On September 1, ET reported Torrent's approach to PE funds, including Bain Capital, to form a larger consortium. According to the people cited above, Torrent is still in talks with Bain about becoming a possible co-investor, but is more likely to choose CVC as its lead partner.

Torrent is also engaged with Brookfield to raise $1-1.2 billion (Rs 8,300-9,000 crore) mezzanine debt as share-backed promoter financing. Torrent’s founders, the Sudhir and Samir Mehta family, own 71.25% as promoters. That’s among the highest promoter ownership in Indian pharma and they are seeking to use that headroom to dilute equity to raise leverage. Their plan is to create a non-disposable undertaking (NDU) using the shares as collateral for loans. An NDU is different from pledging of shares. Under an NDU, an entity can sell the stocks unlike pledging, which prevents the sale of shares.

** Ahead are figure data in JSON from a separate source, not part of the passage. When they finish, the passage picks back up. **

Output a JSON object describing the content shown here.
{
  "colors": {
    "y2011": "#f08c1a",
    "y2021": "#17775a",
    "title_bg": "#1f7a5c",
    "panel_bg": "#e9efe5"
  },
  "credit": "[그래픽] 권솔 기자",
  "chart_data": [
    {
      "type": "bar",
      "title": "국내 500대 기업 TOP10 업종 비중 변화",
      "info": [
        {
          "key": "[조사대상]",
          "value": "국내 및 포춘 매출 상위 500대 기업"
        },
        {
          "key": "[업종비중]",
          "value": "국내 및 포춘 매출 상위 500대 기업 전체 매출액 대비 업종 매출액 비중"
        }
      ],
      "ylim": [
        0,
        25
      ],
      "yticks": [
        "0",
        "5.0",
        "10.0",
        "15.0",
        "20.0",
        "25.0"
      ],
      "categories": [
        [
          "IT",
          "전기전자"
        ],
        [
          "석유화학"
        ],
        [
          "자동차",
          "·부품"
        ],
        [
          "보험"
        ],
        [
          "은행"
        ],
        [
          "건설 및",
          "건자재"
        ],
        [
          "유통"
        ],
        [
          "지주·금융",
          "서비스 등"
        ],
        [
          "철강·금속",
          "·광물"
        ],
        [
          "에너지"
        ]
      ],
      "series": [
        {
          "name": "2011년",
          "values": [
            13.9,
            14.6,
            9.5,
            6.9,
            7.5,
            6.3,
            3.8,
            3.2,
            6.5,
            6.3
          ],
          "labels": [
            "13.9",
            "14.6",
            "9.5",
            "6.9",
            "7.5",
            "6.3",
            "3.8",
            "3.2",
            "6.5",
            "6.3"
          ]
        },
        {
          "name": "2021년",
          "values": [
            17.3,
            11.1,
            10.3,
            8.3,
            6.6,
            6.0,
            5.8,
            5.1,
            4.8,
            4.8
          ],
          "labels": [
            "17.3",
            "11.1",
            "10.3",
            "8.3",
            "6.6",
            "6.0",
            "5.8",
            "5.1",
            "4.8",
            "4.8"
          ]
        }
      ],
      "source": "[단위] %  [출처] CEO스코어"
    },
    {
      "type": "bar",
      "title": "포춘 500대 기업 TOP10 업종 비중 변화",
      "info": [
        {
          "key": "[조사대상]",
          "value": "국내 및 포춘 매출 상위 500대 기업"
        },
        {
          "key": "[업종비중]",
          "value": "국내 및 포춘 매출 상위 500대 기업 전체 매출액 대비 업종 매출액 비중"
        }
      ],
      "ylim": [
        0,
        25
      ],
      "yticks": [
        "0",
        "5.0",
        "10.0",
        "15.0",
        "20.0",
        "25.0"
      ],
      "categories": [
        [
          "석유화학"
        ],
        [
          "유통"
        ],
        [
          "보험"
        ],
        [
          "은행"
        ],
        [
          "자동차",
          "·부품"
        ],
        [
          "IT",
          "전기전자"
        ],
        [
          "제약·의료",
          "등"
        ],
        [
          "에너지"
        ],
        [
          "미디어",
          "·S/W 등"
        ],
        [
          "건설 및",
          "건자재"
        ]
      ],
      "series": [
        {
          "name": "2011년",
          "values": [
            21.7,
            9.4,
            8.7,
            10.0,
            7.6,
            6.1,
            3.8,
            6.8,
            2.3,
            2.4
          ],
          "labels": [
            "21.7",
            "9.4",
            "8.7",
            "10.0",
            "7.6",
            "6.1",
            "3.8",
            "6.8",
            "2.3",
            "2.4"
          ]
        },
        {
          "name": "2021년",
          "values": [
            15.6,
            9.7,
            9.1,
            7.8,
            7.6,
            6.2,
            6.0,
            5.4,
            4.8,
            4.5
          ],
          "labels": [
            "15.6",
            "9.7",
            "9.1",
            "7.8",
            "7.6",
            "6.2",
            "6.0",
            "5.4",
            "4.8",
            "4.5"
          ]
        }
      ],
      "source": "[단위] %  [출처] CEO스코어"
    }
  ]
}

The amount of funds has not yet been determined because Torrent has cast a wide net in order to organise funds, with the goal of concluding this by the end of September before proceeding with an offer. According to the people mentioned above, CVC and Brookfield can increase their commitments to as much as $2.25 billion (Rs 18,675 crore) and $1.5 billion (Rs 12,450 crore), respectively, if Torrent's talks with other capital pools, including domestic shadow banks and mutual funds, fail.